Extend does not disclose personal information to others unless required by law.
We are concerned with information security, and have implemented routines to ensure the confidentiality and integrity of our customers’ data. Extend has security mechanisms that involve both organizational and technical measures such as role and access management and requirements for built-in privacy in our IT systems. Extended information about the security in Extend is available to our customers upon requests.
Extend’s processing of personal data is regulated by the Personal Data Act and associated regulations. Your rights related to our processing of personal data are set out in, among other things, GDPR Chapter III. Below are some of the most important rights:
Anyone who requests it is entitled to know what kind of processing of personal data Extend carries out, as well as basic information about these processes. Such information is provided in this privacy statement. It is only in cases where Extend is responsible for processing that we can manage requirements for access. In cases where Extend is the data processor, requests for access must be directed to the data controller. As a data processor, we can not provide access to personal information to the data subject without the client being informed and approving the access. If you are registered in Extend’s systems, you have the right to know what information about you is registered and what security measures are available during the processing as long as such access does not impair security. You can demand that the data controller elaborate on the information as mentioned above to the extent that this is necessary for you to be able to safeguard your own interests.

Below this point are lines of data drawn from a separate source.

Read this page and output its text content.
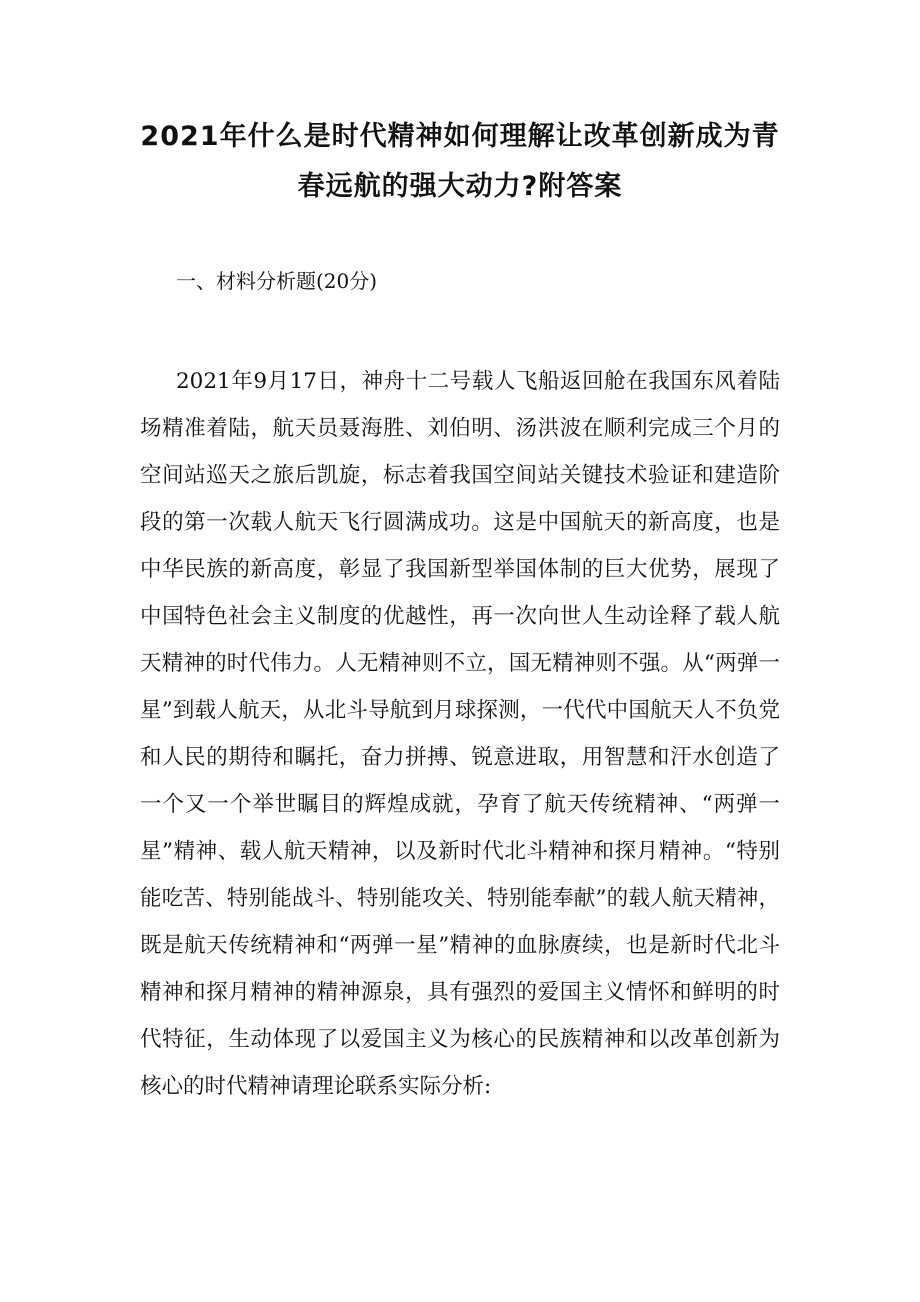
2021年什么是时代精神如何理解让改革创新成为青春远航的强大动力?附答案

一、材料分析题(20分)

2021年9月17日，神舟十二号载人飞船返回舱在我国东风着陆场精准着陆，航天员聂海胜、刘伯明、汤洪波在顺利完成三个月的空间站巡天之旅后凯旋，标志着我国空间站关键技术验证和建造阶段的第一次载人航天飞行圆满成功。这是中国航天的新高度，也是中华民族的新高度，彰显了我国新型举国体制的巨大优势，展现了中国特色社会主义制度的优越性，再一次向世人生动诠释了载人航天精神的时代伟力。人无精神则不立，国无精神则不强。从“两弹一星”到载人航天，从北斗导航到月球探测，一代代中国航天人不负党和人民的期待和瞩托，奋力拼搏、锐意进取，用智慧和汗水创造了一个又一个举世瞩目的辉煌成就，孕育了航天传统精神、“两弹一星”精神、载人航天精神，以及新时代北斗精神和探月精神。“特别能吃苦、特别能战斗、特别能攻关、特别能奉献”的载人航天精神，既是航天传统精神和“两弹一星”精神的血脉赓续，也是新时代北斗精神和探月精神的精神源泉，具有强烈的爱国主义情怀和鲜明的时代特征，生动体现了以爱国主义为核心的民族精神和以改革创新为核心的时代精神请理论联系实际分析:
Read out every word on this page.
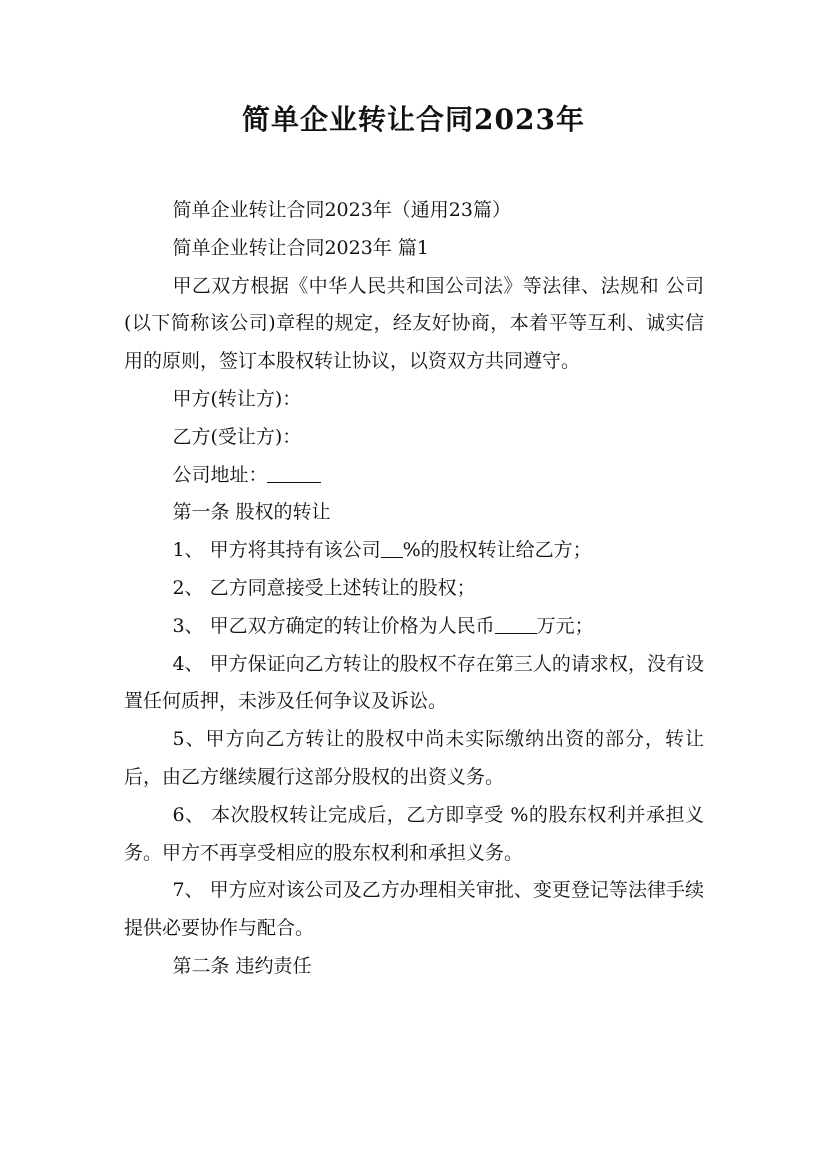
简单企业转让合同2023年

简单企业转让合同2023年（通用23篇）

简单企业转让合同2023年 篇1

甲乙双方根据《中华人民共和国公司法》等法律、法规和 公司(以下简称该公司)章程的规定，经友好协商，本着平等互利、诚实信用的原则，签订本股权转让协议，以资双方共同遵守。

甲方(转让方)：

乙方(受让方)：

公司地址：

第一条 股权的转让

1、 甲方将其持有该公司 %的股权转让给乙方；

2、 乙方同意接受上述转让的股权；

3、 甲乙双方确定的转让价格为人民币 万元；

4、 甲方保证向乙方转让的股权不存在第三人的请求权，没有设置任何质押，未涉及任何争议及诉讼。

5、甲方向乙方转让的股权中尚未实际缴纳出资的部分，转让后，由乙方继续履行这部分股权的出资义务。

6、 本次股权转让完成后，乙方即享受 %的股东权利并承担义务。甲方不再享受相应的股东权利和承担义务。

7、 甲方应对该公司及乙方办理相关审批、变更登记等法律手续提供必要协作与配合。

第二条 违约责任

If Extend processes personal data about you that is incorrect, incomplete or which it is not permitted to process, you may, within the limits stipulated in the Personal Data Act, the EU Privacy Regulation (GDPR) and other legislation, demand that personal data be corrected or deleted. Furthermore, you can demand deletion if the processing of personal data is no longer necessary to fulfill the purpose for which it was collected, or if the processing is based on your consent and you withdraw this. The treatment will be necessary if it is required by law. Extend shall respond to inquiries about access or other rights pursuant to GDPR Articles 15, 16, 17 and 20 without undue delay, and no later than 30 days from the day the inquiry was received, unless special circumstances make it impossible to respond to the inquiry within this the deadline. In that case, the Extend shall provide a preliminary answer with information about the reason for the delay and the probable time for when an answer can be given.
Extend has a information security manager who assists with guidance so that personal data is processed in a good way and in line with the regulations. The Privacy Ombudsman is a voluntary scheme and is administered by the Norwegian Data Protection Authority. Requests for access, correction and deletion, as well as reports of deviations are handled by the information security manager.
We plan for our customers to use their permanent contact person in Extend for questions regarding Extend’s processing of personal data, and these will involve others in the organization if necessary. Inquiries about requests for access, correction and deletion, and deviation reports should be directed to firstname.lastname@example.org or to Extend AS v / Information Security Manager, PO Box 1237 Pirsenteret, 7462 TRONDHEIM. General requests for privacy from others than customers of Extend shall also be directed to the information security manager.
There may be changes to our privacy statement. We encourage interested parties to regularly review our website for changes.